Was there an extortion request coming? When you match the lack of
sort of detail we lacked until we got some help investigating
it with the risk involved, it was clear to me until we knew more
we had to just to continue to work to try to gather the facts,"
Swarbrick said.
The Deadspin report changed all that.
Friends and relatives of Ronaiah Tuiasosopo told Deadspin they believe he created Kekua. The website said Te'o and Tuiasosopo
knew each other. Attempts by The Associated Press to reach Tuiasosopo by telephone were unsuccessful.
As for Kekua, Deadspin said she does not
have a death certificate. Stanford, where she reportedly went to school,
has no record
of anybody by that name, the website said. Deadspin said a record
search produced no obituary or funeral announcement. There
is no record of her birth in the news.
There are a few Twitter and Instagram
accounts registered to Lennay Kekua, but the website reported that
photographs identified
as Kekua online and in TV news reports are pictures from the
social-media accounts of a 22-year-old California woman who is
not named Lennay Kekua.
Te'o talked freely about their relationship after her supposed death and how much she meant to him.

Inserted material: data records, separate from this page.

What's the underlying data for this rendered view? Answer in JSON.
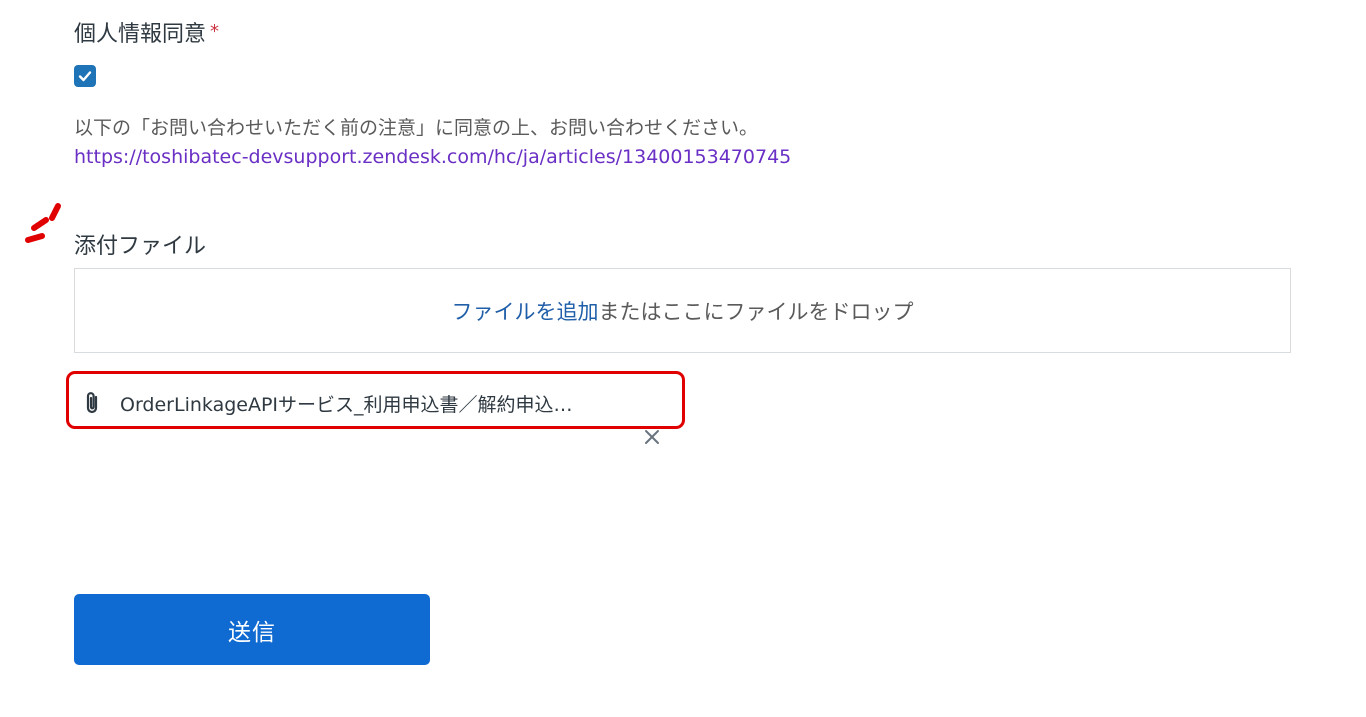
{
  "consent": {
    "label": "個人情報同意",
    "required_mark": "*",
    "checked": true,
    "description": "以下の「お問い合わせいただく前の注意」に同意の上、お問い合わせください。",
    "link_text": "https://toshibatec-devsupport.zendesk.com/hc/ja/articles/13400153470745"
  },
  "attachment": {
    "label": "添付ファイル",
    "add_file_link": "ファイルを追加",
    "drop_text": "またはここにファイルをドロップ",
    "files": [
      {
        "name": "OrderLinkageAPIサービス_利用申込書／解約申込…",
        "icon": "paperclip-icon",
        "remove_icon": "close-icon"
      }
    ]
  },
  "submit": {
    "label": "送信"
  },
  "colors": {
    "accent": "#1f73b7",
    "button": "#0f6ad1",
    "link": "#6a2fc4",
    "highlight": "#e00000"
  }
}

In a story that appeared in The South Bend
Tribune on Oct. 12, Manti's father, Brian, recounted an anecdote about
how his
son and Kekua met after Notre Dame had played at Stanford in 2009.
Brian Te'o also told the newspaper that Kekua had visited
Hawaii and met with his son. Brian Te'o told the AP in an
interview in October that he and his wife had never met Manti's
girlfriend but they had hoped to at the Wake Forest game in
November. The father said he believed the relationship was just
beginning to get serious when she died.
The Tribune released a statement saying: "At
the Tribune, we are as stunned by these revelations as everyone else.
Indeed,
this season we reported the story of this fake girlfriend and her
death as details were given to us by Te'o, members of his
family and his coaches at Notre Dame."
The week before Notre Dame played Michigan
State on Sept. 15, coach Brian Kelly told reporters when asked that
Te'o's grandmother
and a friend had died. He said Kekua had told Te'o not to miss a
game if she died. The linebacker turned in one of his best
performances of the season and his playing through heartache
became a prominent theme during the Irish's undefeated regular
season. He finished second in Heisman voting.
"It further pains me that the grief I felt and the sympathies expressed to me at the time of my grandmother's death in September
were in any way deepened by what I believed to be another significant loss in my life," Te'o said in his statement.
"I am enormously grateful for the support of my family, friends and Notre Dame fans throughout this year. To think that I
shared with them my happiness about my relationship and details that I thought to be true about her just makes me sick. I
hope that people can understand how trying and confusing this whole experience has been."
Te'o and the Irish lost the title game to Alabama, 42-14 on Jan. 7. He has graduated and was set to begin preparing for the
NFL combine and draft at the IMG Academy in Bradenton, Fla., this week.
"Fortunately, I have many wonderful things in my life," he said in his statement, "and I'm looking forward to putting this
painful experience behind me as I focus on preparing for the NFL draft."